Alexandra Hingand, 25 ans. 01.05.2019

(...)

Alexandra : Alors je t’écoute, et tu veux bien un peu m’expliquer d’abord ce que tu ...

Hugo : Yes d’accord pas de souci je

comptais remettre les choses dans leur contexte, pour t’aiguiller un peu plus sur ce que j’ai un peu envie d’entendre et tout ça. Donc du coup c’est en rapport avec mon mémoire même si de base j’avais quand même envie de te rencontrer parce que ton parcours m’intéresse et pourrait m’orienter, enfin m’aider pour l’orientation après.

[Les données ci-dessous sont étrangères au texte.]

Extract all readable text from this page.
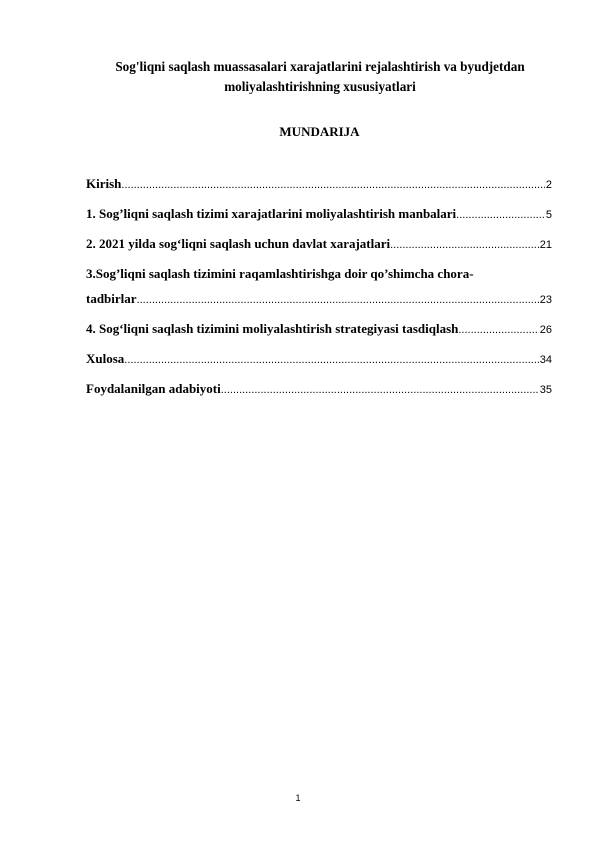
Sog'liqni saqlash muassasalari xarajatlarini rejalashtirish va byudjetdan moliyalashtirishning xususiyatlari
MUNDARIJA
Kirish .....	2
1. Sog’liqni saqlash tizimi xarajatlarini moliyalashtirish manbalari .....	5
2. 2021 yilda sog‘liqni saqlash uchun davlat xarajatlari .....	21
3.Sog’liqni saqlash tizimini raqamlashtirishga doir qo’shimcha chora-
tadbirlar .....	23
4. Sog‘liqni saqlash tizimini moliyalashtirish strategiyasi tasdiqlash .....	26
Xulosa .....	34
Foydalanilgan adabiyoti .....	35
1
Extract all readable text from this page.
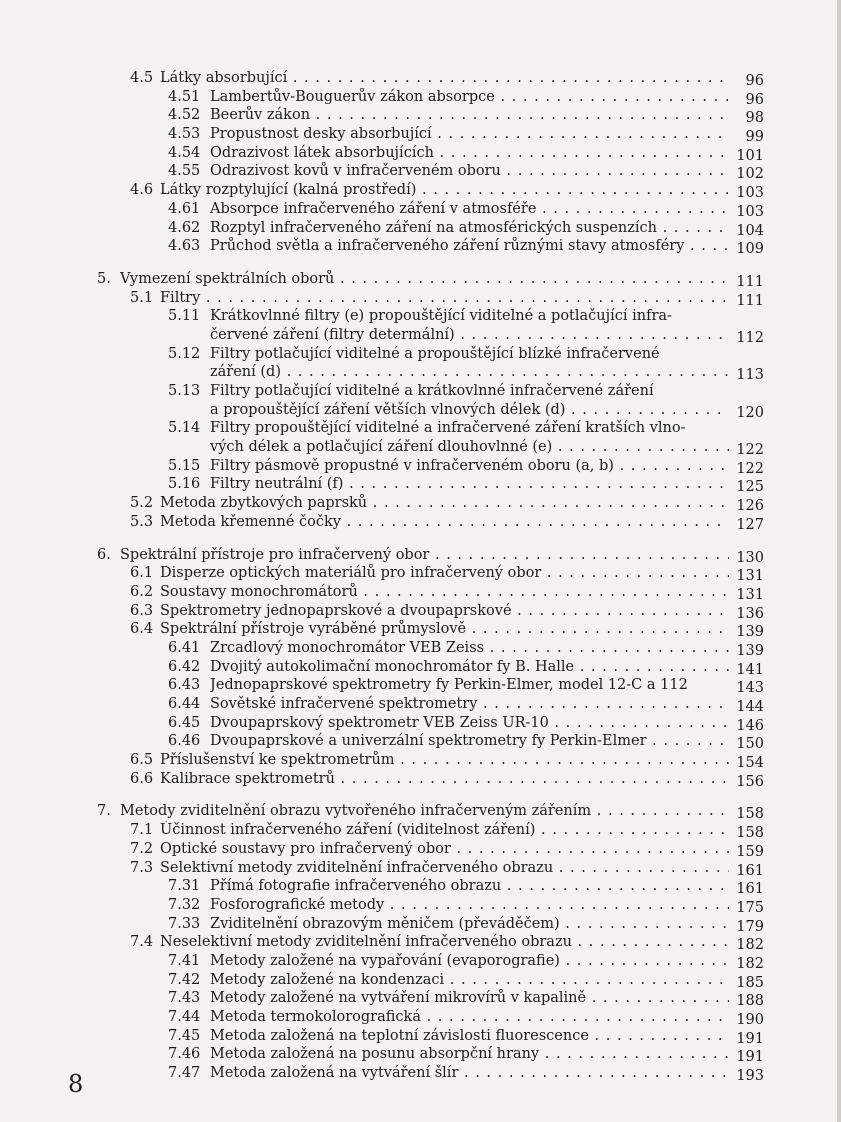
4.5 Látky absorbující . . .	96
4.51 Lambertův-Bouguerův zákon absorpce . . .	96
4.52 Beerův zákon . . .	98
4.53 Propustnost desky absorbující . . .	99
4.54 Odrazivost látek absorbujících . . .	101
4.55 Odrazivost kovů v infračerveném oboru . . .	102
4.6 Látky rozptylující (kalná prostředí) . . .	103
4.61 Absorpce infračerveného záření v atmosféře . . .	103
4.62 Rozptyl infračerveného záření na atmosférických suspenzích . . .	104
4.63 Průchod světla a infračerveného záření různými stavy atmosféry . . .	109
5. Vymezení spektrálních oborů . . .	111
5.1 Filtry . . .	111
5.11 Krátkovlnné filtry (e) propouštějící viditelné a potlačující infra-
červené záření (filtry determální) . . .	112
5.12 Filtry potlačující viditelné a propouštějící blízké infračervené
záření (d) . . .	113
5.13 Filtry potlačující viditelné a krátkovlnné infračervené záření
a propouštějící záření větších vlnových délek (d) . . .	120
5.14 Filtry propouštějící viditelné a infračervené záření kratších vlno-
vých délek a potlačující záření dlouhovlnné (e) . . .	122
5.15 Filtry pásmově propustné v infračerveném oboru (a, b) . . .	122
5.16 Filtry neutrální (f) . . .	125
5.2 Metoda zbytkových paprsků . . .	126
5.3 Metoda křemenné čočky . . .	127
6. Spektrální přístroje pro infračervený obor . . .	130
6.1 Disperze optických materiálů pro infračervený obor . . .	131
6.2 Soustavy monochromátorů . . .	131
6.3 Spektrometry jednopaprskové a dvoupaprskové . . .	136
6.4 Spektrální přístroje vyráběné průmyslově . . .	139
6.41 Zrcadlový monochromátor VEB Zeiss . . .	139
6.42 Dvojitý autokolimační monochromátor fy B. Halle . . .	141
6.43 Jednopaprskové spektrometry fy Perkin-Elmer, model 12-C a 112	143
6.44 Sovětské infračervené spektrometry . . .	144
6.45 Dvoupaprskový spektrometr VEB Zeiss UR-10 . . .	146
6.46 Dvoupaprskové a univerzální spektrometry fy Perkin-Elmer . . .	150
6.5 Příslušenství ke spektrometrům . . .	154
6.6 Kalibrace spektrometrů . . .	156
7. Metody zviditelnění obrazu vytvořeného infračerveným zářením . . .	158
7.1 Účinnost infračerveného záření (viditelnost záření) . . .	158
7.2 Optické soustavy pro infračervený obor . . .	159
7.3 Selektivní metody zviditelnění infračerveného obrazu . . .	161
7.31 Přímá fotografie infračerveného obrazu . . .	161
7.32 Fosforografické metody . . .	175
7.33 Zviditelnění obrazovým měničem (převáděčem) . . .	179
7.4 Neselektivní metody zviditelnění infračerveného obrazu . . .	182
7.41 Metody založené na vypařování (evaporografie) . . .	182
7.42 Metody založené na kondenzaci . . .	185
7.43 Metody založené na vytváření mikrovírů v kapalině . . .	188
7.44 Metoda termokolorografická . . .	190
7.45 Metoda založená na teplotní závislosti fluorescence . . .	191
7.46 Metoda založená na posunu absorpční hrany . . .	191
7.47 Metoda založená na vytváření šlír . . .	193
8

Mais donc du coup pour mon mémoire je m’oriente sur les pratiques marginales de l’architecte designer. Tout ça pour dire que je m’intéresse aux archi qui font un peu un pas-de-côté ...

A : Ouais.

H : ... Et d’après ce que Mathilde m’avait

raconté sur toi, c’est que tu t’étais orienté vers la mode et notamment avec ton stage.

A : Ouais ouais ouais.

H : Pour commencer je vais te demander ce

qui t’as donné envie de devenir architecte ?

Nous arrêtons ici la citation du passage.